Telemetry Data Could Show Gulfstream G650 Crash Cause

As the investigation continues into the fatal crash of a Gulfstream G650 during a test flight on April 2, the NTSB has said it might be more than a year before the cause of the accident is determined. However, Tom Latson, the NTSB investigator in charge of the accident, confirmed with AIN that the flight-test G650 involved in the crash, S/N 6002, was equipped with a telemetry data downlink. This could provide investigators with a trove of additional clues, above and beyond those from the twinjet’s CVR and FDR, though the NTSB declined to reveal what telemetry data it has in hand.

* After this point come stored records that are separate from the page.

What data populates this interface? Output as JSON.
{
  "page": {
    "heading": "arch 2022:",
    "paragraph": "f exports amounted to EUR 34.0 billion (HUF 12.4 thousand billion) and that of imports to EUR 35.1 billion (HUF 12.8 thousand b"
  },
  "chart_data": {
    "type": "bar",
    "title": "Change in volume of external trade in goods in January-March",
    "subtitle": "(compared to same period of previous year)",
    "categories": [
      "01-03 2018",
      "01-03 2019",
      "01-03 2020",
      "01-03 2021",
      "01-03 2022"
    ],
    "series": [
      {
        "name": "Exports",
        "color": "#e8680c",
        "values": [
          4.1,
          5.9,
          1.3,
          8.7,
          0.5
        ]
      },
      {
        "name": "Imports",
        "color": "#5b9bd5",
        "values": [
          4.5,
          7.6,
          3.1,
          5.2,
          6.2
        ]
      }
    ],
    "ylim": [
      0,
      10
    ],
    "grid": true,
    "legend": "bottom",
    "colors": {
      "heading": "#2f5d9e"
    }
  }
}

Latson did say that the Board will be conducting an “extremely thorough investigation.” Aside from Gulfstream, other parties to the investigation include the FAA, Parker Aerospace (manufacturer of the aircraft’s fly-by-wire flight control system), Rolls-Royce and the German Accident Investigation Bureau (the 16,100-pound-thrust BR725A1-12 engines on the aircraft were manufactured in Germany). Financial analysts expect to get more details about how the crash will affect the G650’s planned late-2011 certification, and a sense of when flight-testing will resume, during Gulfstream parent company General Dynamics’s first-quarter investor call on Wednesday.